Saturday, September 12, 2015

Godspeed You! Black Emperor at Variety Playhouse, Atlanta, September 11, 2015


The music event of the year may quite possibly have been last night's performance of Montreal's Godspeed You! Black Emperor at Atlanta's Variety Playhouse.  

Xylouris White, the collaboration of Cretan lutist George Xylouris and Dirty Three drummer Jim White, opened.


Their set was a sort of raga-based acoustic post-punk with sections of improvisational jamming and near-telepathic interplay between the drummer and the lutist, and quite unlike anything we've heard before.  An interesting and promising prelude to the main event of the night. 


The Godspeed set actually began well before most people in the audience had noticed with an electronic drone produced by the humming of the instruments before the musicians even took the stage.  Eventually, the lights dimmed and the musicians gradually, one by one, walked onto the stage and each began adding their own contributions to Hope Drone, the piece heard at the first 12 minutes or so of this remarkable video performance.



Photographing a Godspeed performance is always a difficult task as the band eschews spotlights and other stage lighting so as to better present the remarkable projection show (I can't really call it a "light show" or a "video show," although it certainly has elements of both).  Here's about the best that we got:


A friend of ours caught this better picture and posted it to his Facebook feed.


So, the set list.  The band doesn't announce any of their songs or engage in any other manner of stage banter, and instead just plays their set and lets the music speak for itself.  But as far as we can put it together (and recall the next day), the band opened with Hope Drone and then proceeded to play their latest album, Asunder, Sweet And Other Distress in it's entirety.  This portion, popularly referred to simply as Behemoth, opens with Peasantry, followed by the drones Lamb's Breath and Asunder, and then climaxes with Piss Crowns Are Trebled.  


Following Behemoth, they performed another piece that sounded familiar but we couldn't place (maybe something off of Yanqui UXO), and then Moya from 1999's Slow Riot for New Zero Kanada. That, in turn, was followed by another song we couldn't quite place, although it sounded at times like various passages from Lift Your Skinny Fists Like Antennas To Heaven, and then the whole show climaxed with Mladic from 2012's Allelujah! Don't Bend, Ascend!   In all, it was a full two-hour show, and even without an encore, we think the audience felt satisfied.

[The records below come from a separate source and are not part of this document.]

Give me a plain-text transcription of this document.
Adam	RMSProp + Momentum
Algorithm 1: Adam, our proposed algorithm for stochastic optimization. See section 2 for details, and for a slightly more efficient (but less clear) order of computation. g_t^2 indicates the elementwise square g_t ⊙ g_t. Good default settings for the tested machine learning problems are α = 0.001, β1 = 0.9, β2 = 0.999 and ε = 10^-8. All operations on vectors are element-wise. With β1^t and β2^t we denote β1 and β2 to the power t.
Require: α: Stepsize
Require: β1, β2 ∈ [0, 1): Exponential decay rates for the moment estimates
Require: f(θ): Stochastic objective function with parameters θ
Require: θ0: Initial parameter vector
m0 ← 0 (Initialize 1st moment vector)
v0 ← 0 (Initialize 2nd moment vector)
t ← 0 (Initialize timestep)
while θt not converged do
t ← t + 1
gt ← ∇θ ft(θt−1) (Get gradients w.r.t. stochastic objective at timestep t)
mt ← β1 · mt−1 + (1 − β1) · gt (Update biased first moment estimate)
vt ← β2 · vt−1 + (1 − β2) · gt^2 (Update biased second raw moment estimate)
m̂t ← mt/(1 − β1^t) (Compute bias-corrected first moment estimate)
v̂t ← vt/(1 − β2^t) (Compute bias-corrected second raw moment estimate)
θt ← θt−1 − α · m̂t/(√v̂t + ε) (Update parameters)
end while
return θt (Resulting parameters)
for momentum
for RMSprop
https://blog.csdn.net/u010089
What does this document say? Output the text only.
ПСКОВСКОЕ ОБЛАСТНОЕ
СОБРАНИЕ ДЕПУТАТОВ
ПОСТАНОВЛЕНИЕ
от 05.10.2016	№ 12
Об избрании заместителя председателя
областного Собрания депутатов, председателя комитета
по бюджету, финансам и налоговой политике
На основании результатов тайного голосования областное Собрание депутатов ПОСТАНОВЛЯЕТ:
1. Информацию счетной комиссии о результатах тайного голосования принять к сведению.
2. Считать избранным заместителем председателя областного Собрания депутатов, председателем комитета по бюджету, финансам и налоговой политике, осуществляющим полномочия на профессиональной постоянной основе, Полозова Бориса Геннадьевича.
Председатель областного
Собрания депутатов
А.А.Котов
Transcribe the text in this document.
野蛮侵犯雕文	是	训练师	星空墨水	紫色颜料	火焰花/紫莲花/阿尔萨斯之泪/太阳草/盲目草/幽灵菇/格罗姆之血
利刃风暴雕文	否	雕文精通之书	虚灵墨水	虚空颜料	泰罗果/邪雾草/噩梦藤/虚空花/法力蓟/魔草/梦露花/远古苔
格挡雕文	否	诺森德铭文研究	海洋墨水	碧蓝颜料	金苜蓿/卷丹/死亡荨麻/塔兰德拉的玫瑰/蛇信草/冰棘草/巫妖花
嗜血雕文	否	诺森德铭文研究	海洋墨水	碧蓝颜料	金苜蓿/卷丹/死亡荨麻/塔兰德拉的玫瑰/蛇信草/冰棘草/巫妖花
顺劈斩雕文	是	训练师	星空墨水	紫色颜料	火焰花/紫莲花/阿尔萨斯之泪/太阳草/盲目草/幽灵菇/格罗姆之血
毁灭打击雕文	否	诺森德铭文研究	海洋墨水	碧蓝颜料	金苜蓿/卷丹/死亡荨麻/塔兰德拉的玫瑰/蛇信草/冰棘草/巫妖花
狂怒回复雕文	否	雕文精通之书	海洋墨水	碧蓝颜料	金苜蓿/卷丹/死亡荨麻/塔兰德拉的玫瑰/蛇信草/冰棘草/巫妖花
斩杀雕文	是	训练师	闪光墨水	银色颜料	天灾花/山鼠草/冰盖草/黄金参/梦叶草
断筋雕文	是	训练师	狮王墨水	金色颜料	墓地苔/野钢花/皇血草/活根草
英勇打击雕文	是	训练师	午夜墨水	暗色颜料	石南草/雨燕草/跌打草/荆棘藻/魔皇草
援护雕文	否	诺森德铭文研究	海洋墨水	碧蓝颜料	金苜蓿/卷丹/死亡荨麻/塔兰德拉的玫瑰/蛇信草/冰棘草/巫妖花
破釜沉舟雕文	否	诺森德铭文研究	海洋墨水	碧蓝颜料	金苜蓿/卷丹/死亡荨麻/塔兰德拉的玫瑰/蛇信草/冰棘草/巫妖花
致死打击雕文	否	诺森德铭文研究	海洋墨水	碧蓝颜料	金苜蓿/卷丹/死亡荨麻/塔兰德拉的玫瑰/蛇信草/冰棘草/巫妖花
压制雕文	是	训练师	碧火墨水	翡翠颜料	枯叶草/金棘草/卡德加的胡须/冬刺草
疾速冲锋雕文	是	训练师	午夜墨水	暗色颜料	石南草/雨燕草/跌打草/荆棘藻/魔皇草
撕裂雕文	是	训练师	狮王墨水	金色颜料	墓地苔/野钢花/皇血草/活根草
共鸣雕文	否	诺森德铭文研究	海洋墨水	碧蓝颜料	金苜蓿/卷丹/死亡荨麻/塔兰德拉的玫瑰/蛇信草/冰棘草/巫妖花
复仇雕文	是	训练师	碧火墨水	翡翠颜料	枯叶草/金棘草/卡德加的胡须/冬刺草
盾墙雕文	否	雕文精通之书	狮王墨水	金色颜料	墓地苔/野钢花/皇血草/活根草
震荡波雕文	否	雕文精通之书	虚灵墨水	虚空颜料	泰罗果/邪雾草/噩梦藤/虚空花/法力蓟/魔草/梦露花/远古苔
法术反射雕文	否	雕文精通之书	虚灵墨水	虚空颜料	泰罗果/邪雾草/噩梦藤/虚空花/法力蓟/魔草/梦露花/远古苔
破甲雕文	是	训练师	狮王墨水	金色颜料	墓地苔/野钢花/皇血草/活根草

It was a terrific and wonderful performance, certainly one of the year's best, and to give you some perspective on how satisfying the show was, the last time we saw Godspeed, at MFNW (RIP) 2013, they only played Hope Drone and Mladic, the opening and closing pieces of last night's show. The creamy 90-minute filler between the Oreo cookies of Hope Drone and Mladic were all in addition to the 2013 performance, which we had thought at the time to be one of the most artistic performances we'd ever seen,  So take one of our all-time favorite shows, more than double it, and then you get an idea of what we experienced last night.